ÓRGÃO JULGADOR : 2ª Câmara Especializada Cível

APELAÇÃO CÍVEL (198) No 0754508-42.2021.8.18.0000

APELANTE: BANCO BRADESCO FINANCIAMENTOS S.A.

Advogado(s) do reclamante: WILSON SALES BELCHIOR

APELADO: GILBERTO GUILHERME DE SOUZA

Advogado(s) do reclamado: DHAIANE ALVES DE LIMA

RELATOR(A): Desembargador JOSÉ WILSON FERREIRA DE ARAÚJO JÚNIOR


EMENTA


 

APELAÇÃO CÍVEL. CIVIL E PROCESSO CIVIL. AÇÃO ANULATÓRIA DE DÉBITO TRIBUTÁRIA C/C DECLARATÓRIA DE INEXISTÊNCIA DE RELAÇÃO JURÍDICO-TRIBUTÁRIA. PRELIMINAR DE ILEGITIMIDADE. NÃO ACOLHIDA. INSCRIÇÃO QUE DECORREU DA PROPRIEDADE DE VEÍCULO. CONTRATO NÃO JUNTADO. ÔNUS PROBATÓRIO NÃO CUMPRIDO PELO BANCO APELANTE. NÃO DEMONSTRAÇÃO DA REGULARIDADE DO NEGÓCIO JURÍDICO. DANO MORAL. RECURSO CONHECIDO E NÃO PROVIDO. 1. Discute-se no presente caso a irresignação do banco apelante quanto à sentença de piso que julgou parcialmente procedente os pleitos iniciais, por considerar que restou configurado o dano moral na hipótese, visto que houve negativação indevida do nome do autor, e esta decorreu de contrato o qual reputou como nulo, ante a inexistência de demonstração da sua legalidade. 2. Depreende-se dos autos que a negativação decorreu de dívidas tributárias perante o Estado do Pernambuco, em consequência da propriedade do veículo. Portanto, tal circunstância impõe legitimidade ao apelante para figurar como requerido na ação de conhecimento. 3. Verificada a presunção de prejuízo e demonstrada sua a existência, conduz-se à inevitável conclusão de que há dano, e, sendo este elemento da responsabilidade civil, existe igualmente obrigação de indenizar. Ora, o banco apelante não comprovou em nenhum momento a regularidade da contratação, o que, se demonstrado, seria fato impeditivo do direito autoral. Não tendo o recorrente cumprido para com o seu ônus probatório, a anulação do suposto negócio jurídico é medida que se impõe. Jurisprudência STJ. 4. Recurso conhecido e não provido.

 


ACÓRDÃO


Acordam os componentes da 2ª Câmara Especializada Cível, do Tribunal de Justiça do Estado do Piauí, à unanimidade, em votar pelo conhecimento, mas desprovimento do recurso. Majorar a verba honorária de sucumbência em 5% a teor do disposto no art. 85, §11, do CPC. O Ministério Público Superior deixou de apresentar manifestação de mérito por não vislumbrar presente interesse público que justifique a sua intervenção. 

 


RELATÓRIO


Trata-se de Apelação Cível interposta por pelo BANCO BRADESCO FINANCIAMENTOS S.A. contra sentença proferida pelo douto Juízo de Direito da Vara Única da Comarca de Itainópolis – PI, nos autos de Ação Anulatória de Débito Tributária c/c Declaratória de Inexistência de Relação Jurídico-Tributária, proposta por GILBERTO GUILHERME DE SOUZA, ora apelado.

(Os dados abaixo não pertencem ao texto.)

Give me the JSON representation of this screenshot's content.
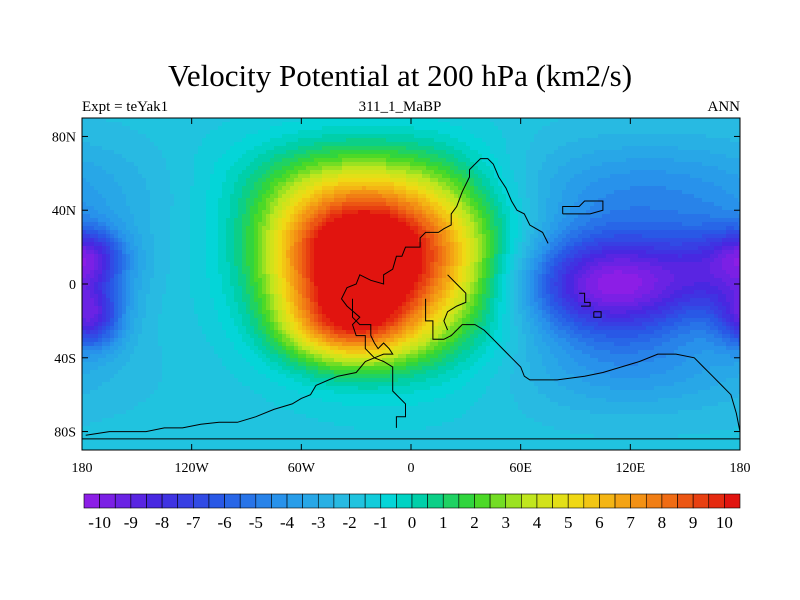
{
  "chart_data": {
    "type": "heatmap",
    "title": "Velocity Potential at 200 hPa (km2/s)",
    "left_subtitle": "Expt = teYak1",
    "center_subtitle": "311_1_MaBP",
    "right_subtitle": "ANN",
    "x_ticks": [
      {
        "value": -180,
        "label": "180"
      },
      {
        "value": -120,
        "label": "120W"
      },
      {
        "value": -60,
        "label": "60W"
      },
      {
        "value": 0,
        "label": "0"
      },
      {
        "value": 60,
        "label": "60E"
      },
      {
        "value": 120,
        "label": "120E"
      },
      {
        "value": 180,
        "label": "180"
      }
    ],
    "y_ticks": [
      {
        "value": 80,
        "label": "80N"
      },
      {
        "value": 40,
        "label": "40N"
      },
      {
        "value": 0,
        "label": "0"
      },
      {
        "value": -40,
        "label": "40S"
      },
      {
        "value": -80,
        "label": "80S"
      }
    ],
    "xlim": [
      -180,
      180
    ],
    "ylim": [
      -90,
      90
    ],
    "colorbar": {
      "min": -10.5,
      "max": 10.5,
      "step": 0.5,
      "labels": [
        "-10",
        "-9",
        "-8",
        "-7",
        "-6",
        "-5",
        "-4",
        "-3",
        "-2",
        "-1",
        "0",
        "1",
        "2",
        "3",
        "4",
        "5",
        "6",
        "7",
        "8",
        "9",
        "10"
      ],
      "label_values": [
        -10,
        -9,
        -8,
        -7,
        -6,
        -5,
        -4,
        -3,
        -2,
        -1,
        0,
        1,
        2,
        3,
        4,
        5,
        6,
        7,
        8,
        9,
        10
      ]
    },
    "field": {
      "base": -1.8,
      "features": [
        {
          "kind": "max",
          "lon": -35,
          "lat": 18,
          "amp": 10.5,
          "sx": 32,
          "sy": 24
        },
        {
          "kind": "max",
          "lon": -35,
          "lat": -22,
          "amp": 6.5,
          "sx": 26,
          "sy": 16
        },
        {
          "kind": "max",
          "lon": 15,
          "lat": 25,
          "amp": 4.0,
          "sx": 30,
          "sy": 30
        },
        {
          "kind": "max",
          "lon": -5,
          "lat": -5,
          "amp": 4.5,
          "sx": 45,
          "sy": 32
        },
        {
          "kind": "max",
          "lon": -40,
          "lat": 55,
          "amp": 3.0,
          "sx": 45,
          "sy": 20
        },
        {
          "kind": "min",
          "lon": 110,
          "lat": 0,
          "amp": -8.5,
          "sx": 38,
          "sy": 20
        },
        {
          "kind": "min",
          "lon": 175,
          "lat": 10,
          "amp": -4.0,
          "sx": 22,
          "sy": 16
        },
        {
          "kind": "min",
          "lon": -175,
          "lat": -18,
          "amp": -5.5,
          "sx": 12,
          "sy": 12
        },
        {
          "kind": "min",
          "lon": -175,
          "lat": 15,
          "amp": -3.0,
          "sx": 12,
          "sy": 10
        },
        {
          "kind": "min",
          "lon": 130,
          "lat": 50,
          "amp": -2.5,
          "sx": 60,
          "sy": 20
        },
        {
          "kind": "min",
          "lon": 120,
          "lat": -45,
          "amp": -2.0,
          "sx": 50,
          "sy": 18
        }
      ]
    },
    "coastlines": [
      {
        "name": "n-america",
        "points": [
          [
            -8,
            -78
          ],
          [
            -8,
            -72
          ],
          [
            -3,
            -72
          ],
          [
            -3,
            -65
          ],
          [
            -10,
            -58
          ],
          [
            -10,
            -45
          ],
          [
            -15,
            -42
          ],
          [
            -20,
            -40
          ],
          [
            -25,
            -35
          ],
          [
            -25,
            -28
          ],
          [
            -30,
            -28
          ],
          [
            -32,
            -22
          ],
          [
            -28,
            -18
          ],
          [
            -35,
            -12
          ],
          [
            -38,
            -8
          ],
          [
            -35,
            -2
          ],
          [
            -30,
            0
          ],
          [
            -28,
            5
          ],
          [
            -22,
            2
          ],
          [
            -15,
            0
          ],
          [
            -15,
            5
          ],
          [
            -10,
            8
          ],
          [
            -8,
            15
          ],
          [
            -5,
            15
          ],
          [
            -3,
            20
          ],
          [
            5,
            20
          ],
          [
            5,
            25
          ],
          [
            8,
            28
          ],
          [
            15,
            28
          ],
          [
            18,
            30
          ],
          [
            22,
            32
          ],
          [
            22,
            38
          ],
          [
            25,
            42
          ],
          [
            28,
            50
          ],
          [
            32,
            58
          ],
          [
            32,
            62
          ],
          [
            38,
            68
          ],
          [
            42,
            68
          ],
          [
            45,
            65
          ],
          [
            48,
            58
          ],
          [
            52,
            52
          ],
          [
            55,
            45
          ],
          [
            58,
            40
          ],
          [
            62,
            38
          ],
          [
            65,
            32
          ],
          [
            72,
            28
          ],
          [
            75,
            22
          ]
        ]
      },
      {
        "name": "s-america",
        "points": [
          [
            -32,
            -8
          ],
          [
            -32,
            -18
          ],
          [
            -28,
            -22
          ],
          [
            -22,
            -22
          ],
          [
            -22,
            -28
          ],
          [
            -20,
            -32
          ],
          [
            -18,
            -35
          ],
          [
            -15,
            -32
          ],
          [
            -12,
            -35
          ],
          [
            -10,
            -38
          ],
          [
            -15,
            -38
          ],
          [
            -25,
            -42
          ],
          [
            -30,
            -48
          ],
          [
            -40,
            -50
          ],
          [
            -45,
            -52
          ],
          [
            -52,
            -55
          ],
          [
            -55,
            -60
          ],
          [
            -60,
            -62
          ],
          [
            -65,
            -65
          ],
          [
            -75,
            -68
          ],
          [
            -85,
            -72
          ],
          [
            -95,
            -75
          ],
          [
            -105,
            -75
          ],
          [
            -115,
            -76
          ],
          [
            -125,
            -78
          ],
          [
            -135,
            -78
          ],
          [
            -145,
            -80
          ],
          [
            -155,
            -80
          ],
          [
            -165,
            -80
          ],
          [
            -178,
            -82
          ]
        ]
      },
      {
        "name": "interior",
        "points": [
          [
            8,
            -8
          ],
          [
            8,
            -20
          ],
          [
            12,
            -20
          ],
          [
            12,
            -30
          ],
          [
            18,
            -30
          ],
          [
            22,
            -28
          ],
          [
            28,
            -22
          ],
          [
            35,
            -22
          ],
          [
            40,
            -25
          ],
          [
            45,
            -30
          ],
          [
            50,
            -35
          ],
          [
            55,
            -40
          ],
          [
            60,
            -45
          ],
          [
            62,
            -50
          ],
          [
            65,
            -52
          ],
          [
            80,
            -52
          ],
          [
            95,
            -50
          ],
          [
            105,
            -48
          ],
          [
            115,
            -45
          ],
          [
            125,
            -42
          ],
          [
            135,
            -38
          ],
          [
            145,
            -38
          ],
          [
            155,
            -40
          ],
          [
            160,
            -45
          ],
          [
            165,
            -50
          ],
          [
            170,
            -55
          ],
          [
            175,
            -60
          ],
          [
            178,
            -70
          ],
          [
            180,
            -80
          ]
        ]
      },
      {
        "name": "bottom",
        "points": [
          [
            -180,
            -84
          ],
          [
            -100,
            -84
          ],
          [
            -40,
            -84
          ],
          [
            0,
            -84
          ],
          [
            60,
            -84
          ],
          [
            120,
            -84
          ],
          [
            180,
            -84
          ]
        ]
      },
      {
        "name": "asia-arc",
        "points": [
          [
            20,
            5
          ],
          [
            25,
            0
          ],
          [
            30,
            -5
          ],
          [
            30,
            -10
          ],
          [
            25,
            -12
          ],
          [
            20,
            -15
          ],
          [
            18,
            -20
          ],
          [
            20,
            -25
          ]
        ]
      },
      {
        "name": "japan",
        "points": [
          [
            83,
            38
          ],
          [
            83,
            42
          ],
          [
            92,
            42
          ],
          [
            95,
            45
          ],
          [
            105,
            45
          ],
          [
            105,
            40
          ],
          [
            98,
            38
          ],
          [
            90,
            38
          ],
          [
            83,
            38
          ]
        ]
      },
      {
        "name": "eastern-island",
        "points": [
          [
            92,
            -5
          ],
          [
            95,
            -5
          ],
          [
            95,
            -10
          ],
          [
            98,
            -10
          ],
          [
            98,
            -12
          ],
          [
            93,
            -12
          ]
        ]
      },
      {
        "name": "small-island",
        "points": [
          [
            100,
            -15
          ],
          [
            104,
            -15
          ],
          [
            104,
            -18
          ],
          [
            100,
            -18
          ],
          [
            100,
            -15
          ]
        ]
      }
    ]
  }
}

Na sentença vergastada, o MM. Juízo julgou parcialmente procedente o pedido do autor, anulando a dívida objeto da demanda, determinando a exclusão da dívida ativa do Estado do Pernambuco os débitos em nome do autor, bem como a retirada de seu nome do cadastro de inadimplentes do SPC/SERASA.

Além disso, condenou o banco requerido a indenizar à autora à título de danos morais no valor de R$ 5.000,00 (cinco mil reais), além de custas e honorários, estes em 10% (dez por cento) sobre o valor atualizado da causa.

Inconformado, o BANCO BRADESCO FINANCIAMENTOS S. A. interpôs recurso de Apelação, no qual, em síntese, pugnando pela reforma da sentença, levantou a preliminar de ilegitimidade passiva e, no mérito, defendeu que agiu no exercício regular de um direito, não havendo nexo causal entre o dano sofrido e a sua conduta, o que afasta quaisquer pretensões indenizatórias, além de, subsidiariamente, requerer a redução do montante indenizatório.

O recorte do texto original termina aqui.